Cuts - Reifeverfahren - Holzkohle

Premium Beef

Unser Fleisch ist mehr als nur Genuss. Durch den langjährigen Kontakt zu den national wie auch international renommierten Züchtern und den strengen Qualitätskontrollen bereits vor Ort stellen wir sicher, dass bereits die Basis des guten Geschmacks - die Fleischqualität - unseren hohen Standards entspricht.

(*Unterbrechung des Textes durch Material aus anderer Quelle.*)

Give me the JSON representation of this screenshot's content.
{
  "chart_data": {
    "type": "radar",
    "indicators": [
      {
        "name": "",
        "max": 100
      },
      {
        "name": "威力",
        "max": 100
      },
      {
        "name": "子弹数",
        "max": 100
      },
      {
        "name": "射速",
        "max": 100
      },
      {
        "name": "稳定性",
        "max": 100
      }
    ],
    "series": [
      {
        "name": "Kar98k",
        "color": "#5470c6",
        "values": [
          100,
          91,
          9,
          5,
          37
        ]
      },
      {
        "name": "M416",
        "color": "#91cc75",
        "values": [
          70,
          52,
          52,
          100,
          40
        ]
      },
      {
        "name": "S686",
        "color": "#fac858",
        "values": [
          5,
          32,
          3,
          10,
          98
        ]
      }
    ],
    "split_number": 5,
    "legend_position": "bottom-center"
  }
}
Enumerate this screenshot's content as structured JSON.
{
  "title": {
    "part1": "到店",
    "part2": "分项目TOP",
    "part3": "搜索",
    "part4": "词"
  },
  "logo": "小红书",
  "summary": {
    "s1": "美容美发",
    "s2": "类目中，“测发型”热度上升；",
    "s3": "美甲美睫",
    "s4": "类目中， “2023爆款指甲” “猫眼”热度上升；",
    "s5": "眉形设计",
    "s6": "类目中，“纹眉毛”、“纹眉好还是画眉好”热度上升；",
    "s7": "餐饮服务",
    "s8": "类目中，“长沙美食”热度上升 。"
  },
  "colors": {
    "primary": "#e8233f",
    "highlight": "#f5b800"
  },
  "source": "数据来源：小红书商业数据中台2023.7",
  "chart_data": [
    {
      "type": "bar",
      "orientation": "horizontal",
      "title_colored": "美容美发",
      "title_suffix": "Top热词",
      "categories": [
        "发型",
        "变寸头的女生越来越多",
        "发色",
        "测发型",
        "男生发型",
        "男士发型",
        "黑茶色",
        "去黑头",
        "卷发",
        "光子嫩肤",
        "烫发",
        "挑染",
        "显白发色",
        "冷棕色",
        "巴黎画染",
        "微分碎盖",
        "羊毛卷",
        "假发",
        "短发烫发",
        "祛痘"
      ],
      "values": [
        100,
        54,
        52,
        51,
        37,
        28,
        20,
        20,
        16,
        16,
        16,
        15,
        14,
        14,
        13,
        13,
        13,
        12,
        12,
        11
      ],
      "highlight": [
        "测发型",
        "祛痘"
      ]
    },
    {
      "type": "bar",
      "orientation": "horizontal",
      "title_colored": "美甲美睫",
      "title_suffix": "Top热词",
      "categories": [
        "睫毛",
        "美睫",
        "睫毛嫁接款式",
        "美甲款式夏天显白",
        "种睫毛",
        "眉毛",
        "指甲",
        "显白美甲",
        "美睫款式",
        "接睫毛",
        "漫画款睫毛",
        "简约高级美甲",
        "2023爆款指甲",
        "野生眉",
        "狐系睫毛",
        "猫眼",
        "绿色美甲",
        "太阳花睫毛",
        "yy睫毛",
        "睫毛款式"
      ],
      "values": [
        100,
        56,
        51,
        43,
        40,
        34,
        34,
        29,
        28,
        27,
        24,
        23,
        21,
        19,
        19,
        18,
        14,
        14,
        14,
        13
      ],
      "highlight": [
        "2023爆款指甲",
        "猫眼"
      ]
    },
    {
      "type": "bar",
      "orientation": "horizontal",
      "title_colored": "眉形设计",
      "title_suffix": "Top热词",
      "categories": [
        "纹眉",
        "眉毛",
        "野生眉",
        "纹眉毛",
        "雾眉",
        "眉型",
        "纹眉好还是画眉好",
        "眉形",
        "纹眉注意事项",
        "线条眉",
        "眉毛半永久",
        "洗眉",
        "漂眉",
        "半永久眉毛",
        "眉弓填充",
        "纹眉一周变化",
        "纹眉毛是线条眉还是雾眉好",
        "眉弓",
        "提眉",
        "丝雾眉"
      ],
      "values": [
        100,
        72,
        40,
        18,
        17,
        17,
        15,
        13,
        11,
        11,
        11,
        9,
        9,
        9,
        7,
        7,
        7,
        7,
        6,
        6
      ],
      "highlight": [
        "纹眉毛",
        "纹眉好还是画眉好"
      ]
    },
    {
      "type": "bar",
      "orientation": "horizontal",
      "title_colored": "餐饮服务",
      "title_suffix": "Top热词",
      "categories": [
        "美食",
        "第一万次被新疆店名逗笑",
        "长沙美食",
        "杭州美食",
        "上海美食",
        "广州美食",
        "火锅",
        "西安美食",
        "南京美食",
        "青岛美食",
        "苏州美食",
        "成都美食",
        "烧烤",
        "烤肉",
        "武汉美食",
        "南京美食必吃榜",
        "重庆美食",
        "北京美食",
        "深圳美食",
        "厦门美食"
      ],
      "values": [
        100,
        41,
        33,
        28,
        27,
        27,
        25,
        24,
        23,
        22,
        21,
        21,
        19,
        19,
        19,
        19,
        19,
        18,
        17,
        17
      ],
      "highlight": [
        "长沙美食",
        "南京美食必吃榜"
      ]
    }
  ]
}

Das Futter und die Haltung der Tiere spielt dabei eine wichtige Rolle. Wir sind stolz darauf, dass nahezu jedes Tier ganzjährig in Freiland gehalten wird und zusätzlich zu dem frischen Weidegras nur allerbestes Futter bekommt.
Weitere entscheidende Qualitätskriterien sind das optimale Alter der Tiere sowie die optimale Reifung des Fleisches. Durch unsere Lieferanten finden bereits vor Ort bei den Farmern die Kontrollen statt. Zusätzlich wird die Lieferung ein weiteres Mal in Deutschland durch erfahrene Fleischbeschauer kontrolliert. Somit können wir eine 100%ige Wertschöpfungskette für jedes einzelne Produkt und Stück nachweisen und damit stets ausgezeichnete Ware anbieten.

American Beef

Für einen echten Steakliebhaber führt kein Weg an unserem American Beef vorbei. Der Geschmack, die Zartheit und Qualität des US-Beefs sind auf allerhöchstem Niveau. Hinzu kommt die typisch amerikanische Steakhaus-Kultur und die Innovationskraft und Vielfalt der amerikanischen Grill-Kultur, die US-Beef zu einem unvergesslichen Geschmackserlebnis machen.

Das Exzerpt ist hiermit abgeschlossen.